An useful education was reading an old marketing classic - Ted Levitt's Marketing Myopia - where he talked about how companies wrongly define their business and allow competitive space. He took the example of Railroad companies, which, instead of thinking TRANSPORTATION as their business, defined their business as that of RAILROADS. So, they lost their businesses to Bus and Air and all other transport companies as they came. Levitt points out that this mistake is due to Product Thinking instead of Customer Thinking, seeing the world and the opportunity through the prism of the product one has rather than what the customers are expecting out of it.

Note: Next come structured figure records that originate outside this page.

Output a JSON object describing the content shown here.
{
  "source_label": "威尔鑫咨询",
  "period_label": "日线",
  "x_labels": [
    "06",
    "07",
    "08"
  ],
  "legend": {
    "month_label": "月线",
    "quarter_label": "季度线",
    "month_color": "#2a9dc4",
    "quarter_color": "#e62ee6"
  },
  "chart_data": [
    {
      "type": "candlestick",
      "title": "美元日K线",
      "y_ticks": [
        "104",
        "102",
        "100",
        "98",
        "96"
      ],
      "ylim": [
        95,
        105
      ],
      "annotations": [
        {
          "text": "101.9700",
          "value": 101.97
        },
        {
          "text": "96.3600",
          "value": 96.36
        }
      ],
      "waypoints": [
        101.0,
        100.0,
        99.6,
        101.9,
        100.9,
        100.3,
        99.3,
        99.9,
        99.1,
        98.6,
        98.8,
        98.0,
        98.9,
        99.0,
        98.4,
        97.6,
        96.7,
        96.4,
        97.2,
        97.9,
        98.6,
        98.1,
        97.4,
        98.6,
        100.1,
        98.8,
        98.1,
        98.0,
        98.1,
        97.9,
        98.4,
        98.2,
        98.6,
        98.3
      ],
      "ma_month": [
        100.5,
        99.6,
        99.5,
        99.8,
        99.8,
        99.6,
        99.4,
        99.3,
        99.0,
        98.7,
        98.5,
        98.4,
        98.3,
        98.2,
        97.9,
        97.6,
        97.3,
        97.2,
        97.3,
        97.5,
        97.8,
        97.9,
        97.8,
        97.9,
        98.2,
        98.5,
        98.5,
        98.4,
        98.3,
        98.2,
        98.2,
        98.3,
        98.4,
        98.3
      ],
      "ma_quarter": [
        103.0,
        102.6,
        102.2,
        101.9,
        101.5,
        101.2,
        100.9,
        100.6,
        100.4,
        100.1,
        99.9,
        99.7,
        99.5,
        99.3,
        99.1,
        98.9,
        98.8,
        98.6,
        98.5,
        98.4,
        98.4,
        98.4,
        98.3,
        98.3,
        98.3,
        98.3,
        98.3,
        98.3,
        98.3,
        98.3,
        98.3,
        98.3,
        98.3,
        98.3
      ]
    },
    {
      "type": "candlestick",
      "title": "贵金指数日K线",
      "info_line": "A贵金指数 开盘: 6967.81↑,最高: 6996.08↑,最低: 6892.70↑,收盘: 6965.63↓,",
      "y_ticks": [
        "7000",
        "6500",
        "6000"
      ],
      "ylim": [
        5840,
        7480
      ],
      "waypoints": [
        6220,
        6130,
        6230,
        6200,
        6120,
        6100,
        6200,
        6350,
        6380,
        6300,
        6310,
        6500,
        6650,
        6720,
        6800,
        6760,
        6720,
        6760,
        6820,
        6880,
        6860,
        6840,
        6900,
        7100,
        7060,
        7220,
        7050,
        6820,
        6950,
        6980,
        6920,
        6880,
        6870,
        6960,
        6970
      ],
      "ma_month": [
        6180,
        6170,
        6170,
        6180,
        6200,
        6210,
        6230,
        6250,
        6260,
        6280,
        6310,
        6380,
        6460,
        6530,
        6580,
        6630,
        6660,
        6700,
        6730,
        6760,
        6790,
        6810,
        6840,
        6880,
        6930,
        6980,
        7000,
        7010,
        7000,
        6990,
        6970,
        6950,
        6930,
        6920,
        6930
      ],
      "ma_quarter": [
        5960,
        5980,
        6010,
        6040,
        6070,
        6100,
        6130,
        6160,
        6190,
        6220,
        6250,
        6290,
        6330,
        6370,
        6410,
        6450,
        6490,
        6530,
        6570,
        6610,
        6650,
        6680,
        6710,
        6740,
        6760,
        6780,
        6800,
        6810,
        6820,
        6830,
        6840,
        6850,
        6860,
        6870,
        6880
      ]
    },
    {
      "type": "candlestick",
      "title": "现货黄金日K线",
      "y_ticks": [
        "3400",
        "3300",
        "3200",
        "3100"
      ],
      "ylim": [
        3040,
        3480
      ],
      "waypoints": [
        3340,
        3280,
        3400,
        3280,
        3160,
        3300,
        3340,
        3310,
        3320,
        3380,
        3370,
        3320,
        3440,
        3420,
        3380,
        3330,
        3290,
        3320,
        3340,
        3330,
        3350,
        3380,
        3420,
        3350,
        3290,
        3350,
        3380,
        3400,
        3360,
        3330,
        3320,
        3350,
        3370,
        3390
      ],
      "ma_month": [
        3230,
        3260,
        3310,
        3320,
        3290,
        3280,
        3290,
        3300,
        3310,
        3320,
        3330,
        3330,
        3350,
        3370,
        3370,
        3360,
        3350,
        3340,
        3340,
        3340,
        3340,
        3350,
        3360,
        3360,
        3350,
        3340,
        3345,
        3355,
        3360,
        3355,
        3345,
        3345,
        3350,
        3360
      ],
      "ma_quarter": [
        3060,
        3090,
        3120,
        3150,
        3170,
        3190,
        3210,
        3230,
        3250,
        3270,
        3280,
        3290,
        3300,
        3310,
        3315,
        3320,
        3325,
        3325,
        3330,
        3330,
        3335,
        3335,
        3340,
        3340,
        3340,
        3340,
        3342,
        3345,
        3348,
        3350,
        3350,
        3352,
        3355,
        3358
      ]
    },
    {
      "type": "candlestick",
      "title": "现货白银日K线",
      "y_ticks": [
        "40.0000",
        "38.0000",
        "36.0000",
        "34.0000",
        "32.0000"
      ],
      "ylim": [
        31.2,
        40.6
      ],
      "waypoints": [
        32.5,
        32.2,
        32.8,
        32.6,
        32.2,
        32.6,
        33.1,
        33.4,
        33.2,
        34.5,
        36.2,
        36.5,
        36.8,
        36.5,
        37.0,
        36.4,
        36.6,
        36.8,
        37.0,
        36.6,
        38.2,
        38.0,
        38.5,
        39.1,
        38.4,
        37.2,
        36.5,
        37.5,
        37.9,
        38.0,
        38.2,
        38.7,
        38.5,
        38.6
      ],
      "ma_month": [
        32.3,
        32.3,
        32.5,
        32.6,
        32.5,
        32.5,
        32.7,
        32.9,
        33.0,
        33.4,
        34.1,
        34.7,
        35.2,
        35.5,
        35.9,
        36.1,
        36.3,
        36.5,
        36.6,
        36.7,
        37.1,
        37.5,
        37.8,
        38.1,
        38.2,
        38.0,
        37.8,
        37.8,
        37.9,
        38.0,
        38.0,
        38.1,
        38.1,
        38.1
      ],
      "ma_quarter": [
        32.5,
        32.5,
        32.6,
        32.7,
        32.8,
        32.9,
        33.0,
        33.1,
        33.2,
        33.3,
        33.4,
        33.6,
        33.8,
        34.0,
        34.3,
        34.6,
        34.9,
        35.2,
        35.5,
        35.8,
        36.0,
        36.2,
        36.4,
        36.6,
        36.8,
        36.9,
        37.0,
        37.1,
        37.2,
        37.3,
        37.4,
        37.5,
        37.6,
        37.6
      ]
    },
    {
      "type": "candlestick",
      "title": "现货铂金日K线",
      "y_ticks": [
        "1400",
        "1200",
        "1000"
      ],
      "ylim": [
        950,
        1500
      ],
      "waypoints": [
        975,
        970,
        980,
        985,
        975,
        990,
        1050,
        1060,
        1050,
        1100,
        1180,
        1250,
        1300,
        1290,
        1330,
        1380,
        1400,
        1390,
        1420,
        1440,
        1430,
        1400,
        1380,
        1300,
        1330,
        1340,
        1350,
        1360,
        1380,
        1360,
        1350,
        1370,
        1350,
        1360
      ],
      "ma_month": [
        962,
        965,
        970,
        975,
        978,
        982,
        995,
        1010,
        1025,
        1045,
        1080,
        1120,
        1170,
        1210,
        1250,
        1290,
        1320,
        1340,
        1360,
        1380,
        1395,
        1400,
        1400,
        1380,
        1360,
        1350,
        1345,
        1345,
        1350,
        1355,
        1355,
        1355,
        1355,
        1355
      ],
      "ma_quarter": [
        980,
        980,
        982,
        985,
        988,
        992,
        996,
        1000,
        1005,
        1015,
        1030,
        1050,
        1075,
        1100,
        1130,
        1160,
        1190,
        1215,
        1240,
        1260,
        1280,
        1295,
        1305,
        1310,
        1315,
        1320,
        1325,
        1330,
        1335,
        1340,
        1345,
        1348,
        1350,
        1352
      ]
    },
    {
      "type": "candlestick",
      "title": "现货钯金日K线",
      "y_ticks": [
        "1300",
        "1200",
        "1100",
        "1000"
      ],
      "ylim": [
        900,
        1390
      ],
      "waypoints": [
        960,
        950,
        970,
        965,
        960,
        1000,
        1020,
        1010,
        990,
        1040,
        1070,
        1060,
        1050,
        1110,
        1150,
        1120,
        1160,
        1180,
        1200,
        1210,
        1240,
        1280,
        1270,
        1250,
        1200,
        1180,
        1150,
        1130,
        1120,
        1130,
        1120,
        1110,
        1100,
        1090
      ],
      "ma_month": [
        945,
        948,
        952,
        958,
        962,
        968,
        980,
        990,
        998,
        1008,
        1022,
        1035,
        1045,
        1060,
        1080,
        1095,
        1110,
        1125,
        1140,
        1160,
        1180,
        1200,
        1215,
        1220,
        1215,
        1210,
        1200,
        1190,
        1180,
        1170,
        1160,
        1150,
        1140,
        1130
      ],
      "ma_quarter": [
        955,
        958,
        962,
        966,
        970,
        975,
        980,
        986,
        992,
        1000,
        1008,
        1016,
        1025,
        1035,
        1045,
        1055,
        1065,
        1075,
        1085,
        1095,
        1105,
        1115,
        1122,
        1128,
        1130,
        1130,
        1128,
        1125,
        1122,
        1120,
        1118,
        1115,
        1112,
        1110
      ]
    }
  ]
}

A lot of that will apply to our thinking at the current time. We are blinded by the product. Of course, we have worked on this product for so long, and hence can't see this in reverse. But if I allow myself a moment to step outside this thinking, a clear picture of the opportunity emerges: The Inner City. I am talking about the 'hidden' cities of India, which stands in the borderline of agrarian and urban India, the 500 or more inner cities. This is the aspirational space in India, where English Language is both a ticket to an exciting future and a key to unlock the social status. This isn't new, of course - this is no discovery. The inner cities are asserting themselves lately, on TV Reality Shows and in the Indian Cricket Team. They are taking the full advantage of the democratization of opportunity - due to Internet [which is bringing the outside world to them], due to Satellite TV [which is bringing them to the outside world]. The young graduates of these smaller cities are reaching the big metros in thousands, manning its call centres, banks and insurance companies. This is the space we must belong to.

This will, of course, mean getting out of our comfort zone. Inner cities, despite their people wealth and aspiration, get less than their share in India's prosperity. They are still poor. However, this is the gap - the opportunity - and if we can tweak the business model, a winning formula will emerge. Refer back to the history of IT training yet again, and the credit goes to APTECH - who broke the thinking mould that the smaller city graduates can't afford quality IT training - this started the IT training revolution in India, so to say. [NIIT caught up later - in 1997] There are many other famous example of unleashing the power of inner city, none more impressive than Wal*Mart surely. And, this really it is - we are in the business of enabling students pursue the career they want - and the inner city is the space for it.

Back to Ted Levitt - we are not in English Language Training business, we are in the business of enabling the students realize their potential. I have said this before - English was once, back in the colonial times, the language of oppression in India; we wanted to make English a language of possibility, of opportunity, of freedom. This makes the thinking so much more clearer and the purpose so much more worthwhile. This will call for a radical redefinition of our market and call for reorientation of our product: But, so be it - it might just make sense to step out of our corner now and meet the opportunity halfway.